Keine Belege für „Integrationsverweigerung"
"Mit angeblicher ‚Integrationsverweigerung‘ wurde 2011 die Verschärfung des Aufenthaltsrechts begründet. Nun liegen Zahlen vor. Sie belegen das glatte Gegenteil: Für die Annahme, dass eine bedeutende Zahl von Menschen der Verpflichtung zur Integrationskursteilnahme nicht nachkommen würde, spricht Nichts. Die Regierung sollte also endlich aufhören, mit ausgrenzenden Parolen rechtspopulistische Politik zu machen und die Gesetzesverschärfung zurücknehmen", erklärt Sevim Dagdelen, migrationspolitische Sprecherin der Fraktion DIE LINKE, zur Antwort der Bundesregierung auf die Kleine Anfrage „Sprachanforderungen beim Ehegattennachzug nach erneuter Grundsatzentscheidung des Bundesverwaltungsgerichts" (BT-Drs. 17/11441).
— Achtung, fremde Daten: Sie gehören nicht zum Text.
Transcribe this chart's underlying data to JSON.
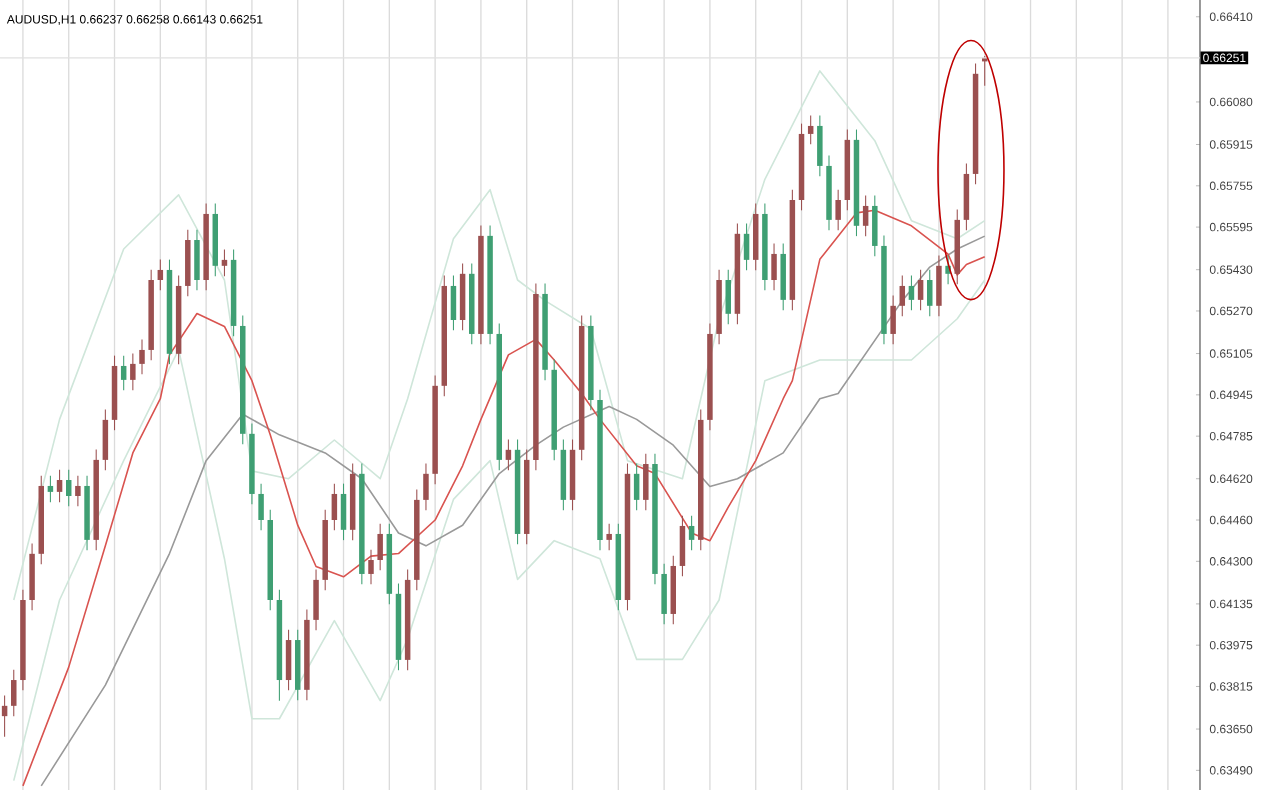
{
  "chart_data": {
    "type": "candlestick",
    "title": "AUDUSD,H1  0.66237 0.66258 0.66143 0.66251",
    "categories": [
      null,
      null,
      null,
      null,
      null,
      null,
      null,
      null,
      null,
      null,
      null,
      null,
      null,
      null,
      null,
      null,
      null,
      null,
      null,
      null,
      null,
      null,
      null,
      null,
      null,
      null,
      null,
      null,
      null,
      null,
      null,
      null,
      null,
      null,
      null,
      null,
      null,
      null,
      null,
      null,
      null,
      null,
      null,
      null,
      null,
      null,
      null,
      null,
      null,
      null,
      null,
      null,
      null,
      null,
      null,
      null,
      null,
      null,
      null,
      null,
      null,
      null,
      null,
      null,
      null,
      null,
      null,
      null,
      null,
      null,
      null,
      null,
      null,
      null,
      null,
      null,
      null,
      null,
      null,
      null,
      null,
      null,
      null,
      null,
      null,
      null,
      null,
      null,
      null,
      null,
      null,
      null,
      null,
      null,
      null,
      null,
      null,
      null,
      null,
      null,
      null,
      null,
      null,
      null,
      null,
      null,
      null,
      null,
      null,
      null,
      null,
      null,
      null,
      null,
      null,
      null,
      null,
      null,
      null,
      null,
      null,
      null,
      null,
      null,
      null,
      null,
      null,
      null,
      null,
      null,
      null
    ],
    "ohlc": [
      [
        0.637,
        0.6378,
        0.6362,
        0.6374
      ],
      [
        0.6374,
        0.6388,
        0.637,
        0.6384
      ],
      [
        0.6384,
        0.6419,
        0.638,
        0.6415
      ],
      [
        0.6415,
        0.64369,
        0.6411,
        0.64329
      ],
      [
        0.64329,
        0.64632,
        0.64289,
        0.64592
      ],
      [
        0.64592,
        0.64632,
        0.64529,
        0.64569
      ],
      [
        0.64569,
        0.64655,
        0.64529,
        0.64615
      ],
      [
        0.64615,
        0.64655,
        0.64513,
        0.64553
      ],
      [
        0.64553,
        0.64632,
        0.64513,
        0.64592
      ],
      [
        0.64592,
        0.64632,
        0.64343,
        0.64383
      ],
      [
        0.64383,
        0.64733,
        0.64343,
        0.64693
      ],
      [
        0.64693,
        0.64888,
        0.64653,
        0.64848
      ],
      [
        0.64848,
        0.65097,
        0.64808,
        0.65057
      ],
      [
        0.65057,
        0.65097,
        0.64963,
        0.65003
      ],
      [
        0.65003,
        0.65105,
        0.64963,
        0.65065
      ],
      [
        0.65065,
        0.65159,
        0.65025,
        0.65119
      ],
      [
        0.65119,
        0.6543,
        0.65079,
        0.6539
      ],
      [
        0.6539,
        0.65469,
        0.6535,
        0.65429
      ],
      [
        0.65429,
        0.65469,
        0.65064,
        0.65104
      ],
      [
        0.65104,
        0.65407,
        0.65064,
        0.65367
      ],
      [
        0.65367,
        0.65585,
        0.65327,
        0.65545
      ],
      [
        0.65545,
        0.65585,
        0.6535,
        0.6539
      ],
      [
        0.6539,
        0.65686,
        0.6535,
        0.65646
      ],
      [
        0.65646,
        0.65686,
        0.65405,
        0.65445
      ],
      [
        0.65445,
        0.65508,
        0.65405,
        0.65468
      ],
      [
        0.65468,
        0.65508,
        0.65172,
        0.65212
      ],
      [
        0.65212,
        0.65252,
        0.64754,
        0.64794
      ],
      [
        0.64794,
        0.64834,
        0.64521,
        0.64561
      ],
      [
        0.64561,
        0.64601,
        0.6442,
        0.6446
      ],
      [
        0.6446,
        0.645,
        0.6411,
        0.6415
      ],
      [
        0.6415,
        0.6419,
        0.6376,
        0.6384
      ],
      [
        0.6384,
        0.64035,
        0.638,
        0.63995
      ],
      [
        0.63995,
        0.64035,
        0.63762,
        0.63802
      ],
      [
        0.63802,
        0.64113,
        0.63762,
        0.64073
      ],
      [
        0.64073,
        0.64268,
        0.64033,
        0.64228
      ],
      [
        0.64228,
        0.645,
        0.64188,
        0.6446
      ],
      [
        0.6446,
        0.64601,
        0.6442,
        0.64561
      ],
      [
        0.64561,
        0.64601,
        0.64382,
        0.64422
      ],
      [
        0.64422,
        0.64679,
        0.64382,
        0.64639
      ],
      [
        0.64639,
        0.64679,
        0.64211,
        0.64251
      ],
      [
        0.64251,
        0.64345,
        0.64211,
        0.64305
      ],
      [
        0.64305,
        0.64446,
        0.64265,
        0.64406
      ],
      [
        0.64406,
        0.64446,
        0.64134,
        0.64174
      ],
      [
        0.64174,
        0.64214,
        0.63878,
        0.63918
      ],
      [
        0.63918,
        0.64268,
        0.63878,
        0.64228
      ],
      [
        0.64228,
        0.64578,
        0.64188,
        0.64538
      ],
      [
        0.64538,
        0.64679,
        0.64498,
        0.64639
      ],
      [
        0.64639,
        0.6502,
        0.64599,
        0.6498
      ],
      [
        0.6498,
        0.65407,
        0.6494,
        0.65367
      ],
      [
        0.65367,
        0.65407,
        0.65195,
        0.65235
      ],
      [
        0.65235,
        0.65454,
        0.65195,
        0.65414
      ],
      [
        0.65414,
        0.65454,
        0.65141,
        0.65181
      ],
      [
        0.65181,
        0.65601,
        0.65141,
        0.65561
      ],
      [
        0.65561,
        0.65601,
        0.65141,
        0.65181
      ],
      [
        0.65181,
        0.65221,
        0.64653,
        0.64693
      ],
      [
        0.64693,
        0.64772,
        0.64653,
        0.64732
      ],
      [
        0.64732,
        0.64772,
        0.64366,
        0.64406
      ],
      [
        0.64406,
        0.64733,
        0.64366,
        0.64693
      ],
      [
        0.64693,
        0.65376,
        0.64653,
        0.65336
      ],
      [
        0.65336,
        0.65376,
        0.65002,
        0.65042
      ],
      [
        0.65042,
        0.65082,
        0.64692,
        0.64732
      ],
      [
        0.64732,
        0.64772,
        0.64498,
        0.64538
      ],
      [
        0.64538,
        0.64772,
        0.64498,
        0.64732
      ],
      [
        0.64732,
        0.65252,
        0.64692,
        0.65212
      ],
      [
        0.65212,
        0.65252,
        0.64885,
        0.64925
      ],
      [
        0.64925,
        0.64965,
        0.64343,
        0.64383
      ],
      [
        0.64383,
        0.64446,
        0.64343,
        0.64406
      ],
      [
        0.64406,
        0.64446,
        0.6411,
        0.6415
      ],
      [
        0.6415,
        0.64679,
        0.6411,
        0.64639
      ],
      [
        0.64639,
        0.64679,
        0.64498,
        0.64538
      ],
      [
        0.64538,
        0.64717,
        0.64498,
        0.64677
      ],
      [
        0.64677,
        0.64717,
        0.64211,
        0.64251
      ],
      [
        0.64251,
        0.64291,
        0.64056,
        0.64096
      ],
      [
        0.64096,
        0.64322,
        0.64056,
        0.64282
      ],
      [
        0.64282,
        0.64477,
        0.64242,
        0.64437
      ],
      [
        0.64437,
        0.64477,
        0.64343,
        0.64383
      ],
      [
        0.64383,
        0.64888,
        0.64343,
        0.64848
      ],
      [
        0.64848,
        0.65221,
        0.64808,
        0.65181
      ],
      [
        0.65181,
        0.6543,
        0.65141,
        0.6539
      ],
      [
        0.6539,
        0.6543,
        0.65219,
        0.65259
      ],
      [
        0.65259,
        0.65609,
        0.65219,
        0.65569
      ],
      [
        0.65569,
        0.65609,
        0.65428,
        0.65468
      ],
      [
        0.65468,
        0.65686,
        0.65428,
        0.65646
      ],
      [
        0.65646,
        0.65686,
        0.6535,
        0.6539
      ],
      [
        0.6539,
        0.65531,
        0.6535,
        0.65491
      ],
      [
        0.65491,
        0.65531,
        0.65273,
        0.65313
      ],
      [
        0.65313,
        0.6574,
        0.65273,
        0.657
      ],
      [
        0.657,
        0.65996,
        0.6566,
        0.65956
      ],
      [
        0.65956,
        0.66027,
        0.65916,
        0.65987
      ],
      [
        0.65987,
        0.66027,
        0.65792,
        0.65832
      ],
      [
        0.65832,
        0.65872,
        0.65583,
        0.65623
      ],
      [
        0.65623,
        0.6574,
        0.65583,
        0.657
      ],
      [
        0.657,
        0.65973,
        0.6566,
        0.65933
      ],
      [
        0.65933,
        0.65973,
        0.6556,
        0.656
      ],
      [
        0.656,
        0.65717,
        0.6556,
        0.65677
      ],
      [
        0.65677,
        0.65717,
        0.65482,
        0.65522
      ],
      [
        0.65522,
        0.65562,
        0.65141,
        0.65181
      ],
      [
        0.65181,
        0.6533,
        0.65141,
        0.6529
      ],
      [
        0.6529,
        0.65407,
        0.6525,
        0.65367
      ],
      [
        0.65367,
        0.65407,
        0.65273,
        0.65313
      ],
      [
        0.65313,
        0.6543,
        0.65273,
        0.6539
      ],
      [
        0.6539,
        0.6543,
        0.6525,
        0.6529
      ],
      [
        0.6529,
        0.65485,
        0.6525,
        0.65445
      ],
      [
        0.65445,
        0.65485,
        0.65374,
        0.65414
      ],
      [
        0.65414,
        0.65663,
        0.65374,
        0.65623
      ],
      [
        0.65623,
        0.65841,
        0.65583,
        0.65801
      ],
      [
        0.65801,
        0.66229,
        0.65761,
        0.66189
      ],
      [
        0.66237,
        0.66258,
        0.66143,
        0.66251
      ],
      null,
      null,
      null,
      null,
      null,
      null,
      null,
      null,
      null,
      null,
      null,
      null,
      null,
      null,
      null,
      null,
      null,
      null,
      null,
      null,
      null,
      null,
      null
    ],
    "colors": [
      "#9b5050",
      "#9b5050",
      "#9b5050",
      "#9b5050",
      "#9b5050",
      "#3f9f73",
      "#9b5050",
      "#3f9f73",
      "#9b5050",
      "#3f9f73",
      "#9b5050",
      "#9b5050",
      "#9b5050",
      "#3f9f73",
      "#9b5050",
      "#9b5050",
      "#9b5050",
      "#9b5050",
      "#3f9f73",
      "#9b5050",
      "#9b5050",
      "#3f9f73",
      "#9b5050",
      "#3f9f73",
      "#9b5050",
      "#3f9f73",
      "#3f9f73",
      "#3f9f73",
      "#3f9f73",
      "#3f9f73",
      "#3f9f73",
      "#9b5050",
      "#3f9f73",
      "#9b5050",
      "#9b5050",
      "#9b5050",
      "#9b5050",
      "#3f9f73",
      "#9b5050",
      "#3f9f73",
      "#9b5050",
      "#9b5050",
      "#3f9f73",
      "#3f9f73",
      "#9b5050",
      "#9b5050",
      "#9b5050",
      "#9b5050",
      "#9b5050",
      "#3f9f73",
      "#9b5050",
      "#3f9f73",
      "#9b5050",
      "#3f9f73",
      "#3f9f73",
      "#9b5050",
      "#3f9f73",
      "#9b5050",
      "#9b5050",
      "#3f9f73",
      "#3f9f73",
      "#3f9f73",
      "#9b5050",
      "#9b5050",
      "#3f9f73",
      "#3f9f73",
      "#9b5050",
      "#3f9f73",
      "#9b5050",
      "#3f9f73",
      "#9b5050",
      "#3f9f73",
      "#3f9f73",
      "#9b5050",
      "#9b5050",
      "#3f9f73",
      "#9b5050",
      "#9b5050",
      "#9b5050",
      "#3f9f73",
      "#9b5050",
      "#3f9f73",
      "#9b5050",
      "#3f9f73",
      "#9b5050",
      "#3f9f73",
      "#9b5050",
      "#9b5050",
      "#9b5050",
      "#3f9f73",
      "#3f9f73",
      "#9b5050",
      "#9b5050",
      "#3f9f73",
      "#9b5050",
      "#3f9f73",
      "#3f9f73",
      "#9b5050",
      "#9b5050",
      "#3f9f73",
      "#9b5050",
      "#3f9f73",
      "#9b5050",
      "#3f9f73",
      "#9b5050",
      "#9b5050",
      "#9b5050",
      "#9b5050",
      null,
      null,
      null,
      null,
      null,
      null,
      null,
      null,
      null,
      null,
      null,
      null,
      null,
      null,
      null,
      null,
      null,
      null,
      null,
      null,
      null,
      null,
      null
    ],
    "series": [
      {
        "type": "line",
        "color": "#cfe6da",
        "values": [
          null,
          0.6415,
          null,
          null,
          null,
          null,
          0.6485,
          null,
          null,
          null,
          null,
          null,
          null,
          0.6551,
          null,
          null,
          null,
          null,
          null,
          0.6572,
          null,
          null,
          null,
          null,
          0.6539,
          null,
          null,
          0.6465,
          null,
          null,
          null,
          0.6462,
          null,
          null,
          null,
          null,
          0.6477,
          null,
          null,
          null,
          null,
          0.6462,
          null,
          null,
          0.6493,
          null,
          null,
          null,
          null,
          0.6555,
          null,
          null,
          null,
          0.6574,
          null,
          null,
          0.6539,
          null,
          null,
          0.6531,
          null,
          null,
          null,
          null,
          0.652,
          null,
          null,
          null,
          0.6469,
          null,
          null,
          null,
          null,
          null,
          0.6462,
          null,
          null,
          null,
          0.6524,
          null,
          null,
          null,
          null,
          0.6578,
          null,
          null,
          null,
          null,
          null,
          0.662,
          null,
          null,
          null,
          null,
          null,
          0.6593,
          null,
          null,
          null,
          0.6562,
          null,
          null,
          null,
          null,
          0.6555,
          null,
          null,
          0.6562,
          null,
          null,
          null,
          null,
          null,
          null,
          null,
          null,
          null,
          null,
          null,
          null,
          null,
          null,
          null,
          null,
          null,
          null,
          null,
          null,
          null,
          null,
          null
        ]
      },
      {
        "type": "line",
        "color": "#cfe6da",
        "values": [
          null,
          0.6345,
          null,
          null,
          null,
          null,
          0.6415,
          null,
          null,
          null,
          null,
          null,
          null,
          0.6469,
          null,
          null,
          null,
          null,
          null,
          0.6512,
          null,
          null,
          null,
          null,
          0.6431,
          null,
          null,
          0.6369,
          null,
          null,
          0.6369,
          null,
          null,
          null,
          null,
          null,
          0.6407,
          null,
          null,
          null,
          null,
          0.6376,
          null,
          null,
          0.64,
          null,
          null,
          null,
          null,
          0.6454,
          null,
          null,
          null,
          0.6469,
          null,
          null,
          0.6423,
          null,
          null,
          null,
          0.6438,
          null,
          null,
          null,
          null,
          0.6431,
          null,
          null,
          null,
          0.6392,
          null,
          null,
          null,
          null,
          0.6392,
          null,
          null,
          null,
          0.6415,
          null,
          null,
          null,
          null,
          0.65,
          null,
          null,
          null,
          null,
          null,
          0.6508,
          null,
          null,
          null,
          null,
          null,
          0.6508,
          null,
          null,
          null,
          0.6508,
          null,
          null,
          null,
          null,
          0.6524,
          null,
          null,
          0.6539,
          null,
          null,
          null,
          null,
          null,
          null,
          null,
          null,
          null,
          null,
          null,
          null,
          null,
          null,
          null,
          null,
          null,
          null,
          null,
          null,
          null,
          null,
          null
        ]
      },
      {
        "type": "line",
        "color": "#999999",
        "values": [
          null,
          null,
          null,
          null,
          0.6343,
          null,
          null,
          null,
          null,
          null,
          null,
          0.6382,
          null,
          null,
          null,
          null,
          null,
          null,
          0.6433,
          null,
          null,
          null,
          0.6469,
          null,
          null,
          null,
          0.6487,
          null,
          null,
          null,
          0.6479,
          null,
          null,
          null,
          null,
          0.6472,
          null,
          null,
          null,
          0.6462,
          null,
          null,
          null,
          0.6441,
          null,
          null,
          0.6436,
          null,
          null,
          null,
          0.6444,
          null,
          null,
          null,
          0.6464,
          null,
          null,
          null,
          0.6475,
          null,
          null,
          0.6482,
          null,
          null,
          null,
          null,
          0.649,
          null,
          null,
          0.6485,
          null,
          null,
          null,
          0.6475,
          null,
          null,
          null,
          0.6459,
          null,
          null,
          0.6462,
          null,
          null,
          null,
          null,
          0.6472,
          null,
          null,
          null,
          0.6493,
          null,
          0.6495,
          null,
          null,
          null,
          null,
          null,
          null,
          0.6531,
          null,
          null,
          0.6544,
          null,
          null,
          0.6551,
          null,
          null,
          0.6556,
          null,
          null,
          null,
          null,
          null,
          null,
          null,
          null,
          null,
          null,
          null,
          null,
          null,
          null,
          null,
          null,
          null,
          null,
          null,
          null,
          null,
          null,
          null
        ]
      },
      {
        "type": "line",
        "color": "#d9534f",
        "values": [
          null,
          null,
          0.6343,
          null,
          null,
          null,
          null,
          0.6389,
          null,
          null,
          null,
          0.6436,
          null,
          null,
          0.6472,
          null,
          null,
          0.6493,
          0.651,
          null,
          null,
          0.6526,
          null,
          null,
          0.6521,
          null,
          null,
          0.65,
          null,
          0.6479,
          null,
          null,
          0.6444,
          null,
          0.6428,
          null,
          null,
          0.6424,
          null,
          null,
          0.6432,
          null,
          null,
          0.6433,
          null,
          null,
          null,
          0.6446,
          null,
          null,
          0.6467,
          null,
          0.6485,
          null,
          null,
          0.651,
          null,
          null,
          0.6516,
          null,
          0.6508,
          null,
          null,
          0.6495,
          null,
          0.6485,
          null,
          null,
          null,
          0.6467,
          null,
          0.6464,
          null,
          null,
          null,
          0.6441,
          null,
          0.6438,
          null,
          0.6451,
          null,
          null,
          0.6469,
          null,
          null,
          0.6493,
          0.65,
          null,
          null,
          0.6547,
          null,
          null,
          null,
          0.6565,
          null,
          0.6566,
          null,
          null,
          null,
          0.656,
          null,
          null,
          null,
          0.6549,
          0.6541,
          0.6545,
          null,
          0.6548,
          null,
          null,
          null,
          null,
          null,
          null,
          null,
          null,
          null,
          null,
          null,
          null,
          null,
          null,
          null,
          null,
          null,
          null,
          null,
          null,
          null,
          null,
          null
        ]
      }
    ],
    "ylim": [
      0.63414,
      0.66475
    ],
    "yticks": [
      {
        "value": 0.6641,
        "label": "0.66410"
      },
      {
        "value": 0.6608,
        "label": "0.66080"
      },
      {
        "value": 0.65915,
        "label": "0.65915"
      },
      {
        "value": 0.65755,
        "label": "0.65755"
      },
      {
        "value": 0.65595,
        "label": "0.65595"
      },
      {
        "value": 0.6543,
        "label": "0.65430"
      },
      {
        "value": 0.6527,
        "label": "0.65270"
      },
      {
        "value": 0.65105,
        "label": "0.65105"
      },
      {
        "value": 0.64945,
        "label": "0.64945"
      },
      {
        "value": 0.64785,
        "label": "0.64785"
      },
      {
        "value": 0.6462,
        "label": "0.64620"
      },
      {
        "value": 0.6446,
        "label": "0.64460"
      },
      {
        "value": 0.643,
        "label": "0.64300"
      },
      {
        "value": 0.64135,
        "label": "0.64135"
      },
      {
        "value": 0.63975,
        "label": "0.63975"
      },
      {
        "value": 0.63815,
        "label": "0.63815"
      },
      {
        "value": 0.6365,
        "label": "0.63650"
      },
      {
        "value": 0.6349,
        "label": "0.63490"
      }
    ],
    "tick_labels": "y",
    "grid": "x",
    "ref_lines": [
      {
        "axis": "y",
        "value": 0.66251,
        "label": "0.66251",
        "color": "#e0e0e0"
      }
    ]
  }
}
Dagdelen weiter:
„Mitte 2011 wurde das Aufenthaltsgesetz mit der Begründung verschärft, angebliche ‚Integrationsverweigerer‘ müssten sanktioniert werden. Die Gesetzesänderung sollte zudem ‚belastbare Zahlen über Integrationsverweigerer‘ erbringen. Auf Anfrage bestätigt die Bundesregierung nun allerdings, dass es nach wie vor keine genauen Zahlen über eine angebliche ‚Integrationsverweigerung‘ im Zusammenhang der Sprachkursteilnahme gibt. Im Gegenteil: Die Zahlen, die vorliegen, sprechen ganz klar gegen die Annahme einer verbreiteten ‚Integrationsverweigerung‘. Selbst die Bundesregierung spricht von einer ‚relativ geringen Zahl‘ von Menschen, die nicht am obligatorischen Integrationskurs teilnehmen. Insgesamt wurden gerade einmal 0,5 Prozent aller durch die Ausländerbehörden zur Integrationskursteilnahme Verpflichteten in den Jahren 2010/2011 wegen Nicht-Teilnahme aufenthaltsrechtlich sanktioniert. In zwei Jahren wurde ganzen vier Personen die Verlängerung der Aufenthaltserlaubnis mit dieser Begründung versagt – was nichts über eine angebliche Verweigerungshaltung aussagt.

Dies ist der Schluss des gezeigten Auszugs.